Kind-hearted Notts residents have raised an amazing £80,000 for a hospice in Mapperley
Nottinghamshire Hospice, which provides crucial 24-hour end-of-life care to patients in their own homes, put out an urgent appeal to the public in November to help it ‘save every last Christmas.’
Funds flowed in through sales of festive flowers, donations and fundraising over the festive period, raising £40,000. Families donated to see the hospice tower lit up in memory of loved ones. Others responded to a virtual Light up a Life concert featuring talented musicians from across Nottinghamshire.
The charity also raised £40,000 through the Big Give match-funding platform, with support from Nottinghamshire businesses.
This support means that the charity, which was facing a shortfall of at least £150,000 due to the effects of the pandemic, can now continue to provide care long into the future. Together with grant funding received, the projected deficit is now down to around £50,000.
Rowena Naylor Morrell, Chief Executive of Nottinghamshire Hospice, said: “A massive thank you to all those who got behind our campaign. Last year – 2020 – was a tough year for the hospice as it was for many of us, but with your wonderful support, we’ve weathered the storm and can continue caring for patients and families when they need it most.
“With the rollout of the vaccine, we can hope to see a gradual return to normality as the year progresses and we are confident that with your continued support the hospice will go from strength to strength.”
The charity was severely hit by the effects of the pandemic as during each national lockdown its ten shops – which usually bring in an annual income of £1 million – had to close, and they remain closed. Fundraising was also curtailed as all events have been cancelled since last March, but supporters have rallied to the cause, finding creative and innovative ways to support the hospice even during lockdown.

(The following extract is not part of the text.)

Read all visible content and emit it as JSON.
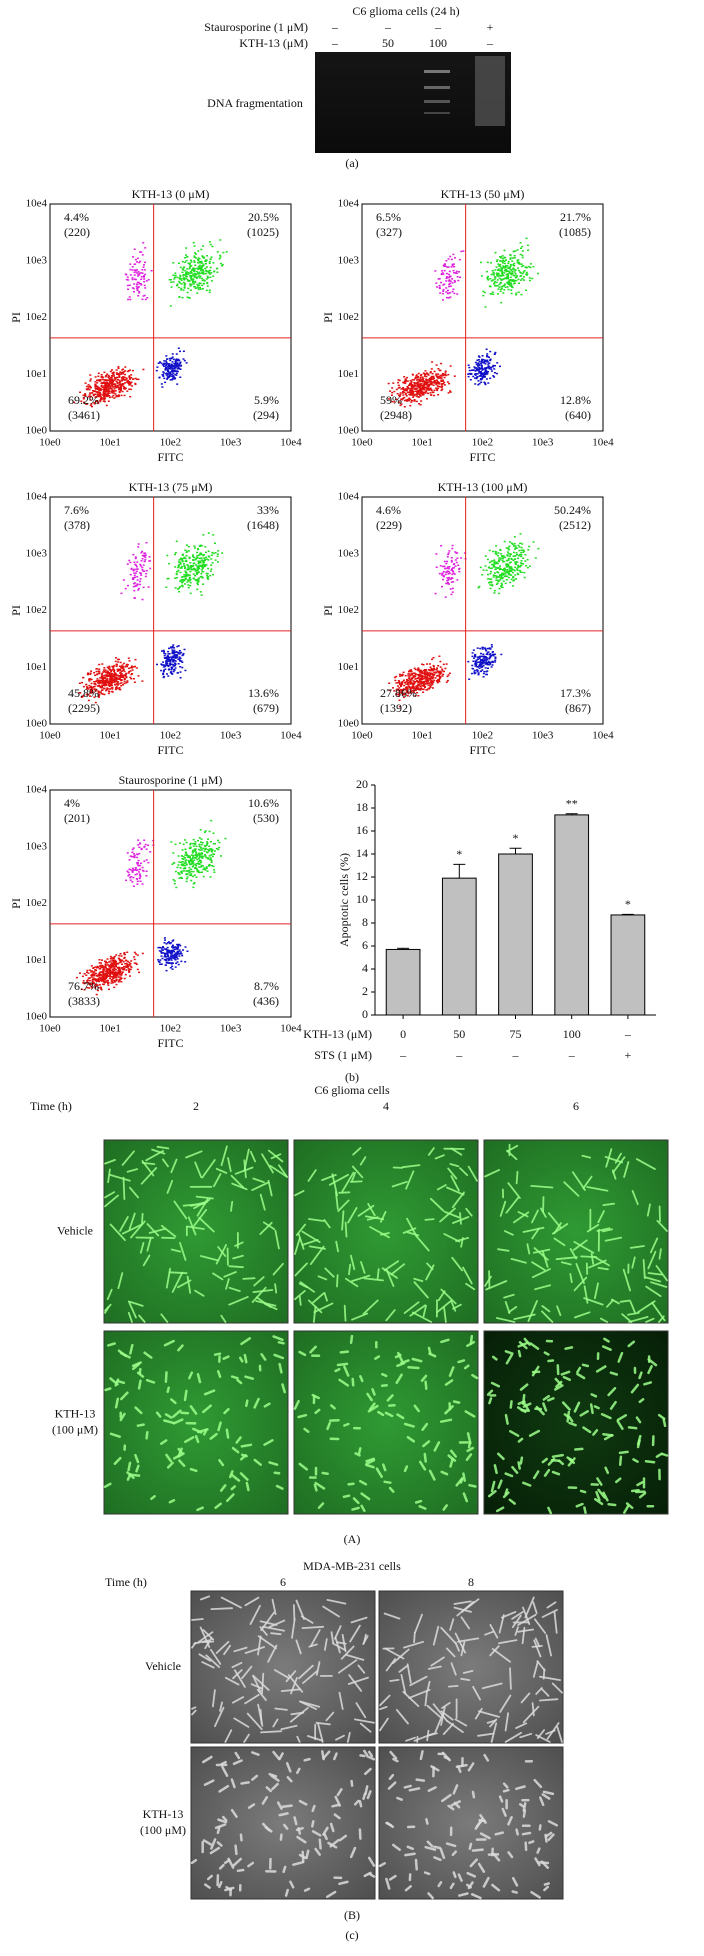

Among those fundraising for the hospice in the Christmas period were Molly, who ran a marathon a week during December, raising more than £1,000, and Richard, who raised more than £600 through sales of his Sherwood Sunset Calendar, containing stunning images contributed by photographers in the Sherwood community.
After lockdown was announced in March, the hospice extended its services to provide more care in people’s homes across Nottinghamshire. It introduced a new Hospice Outreach and Discharge Support service (HODS) to prevent hospital admissions and help patients get discharged from hospital swiftly.
“Our care has been all the more crucial during the Coronavirus pandemic because it enables patients to stay at home at the end of their lives, keeping hospital beds free for Covid-19 patients,” Rowena added. “So everyone who supported our appeal can feel proud that they have helped us care for patients across Nottinghamshire in the last weeks, days and hours of their lives, and support their families when they need it most.
“Thanks to your support, we can continue extending our services to help more families in 2021.”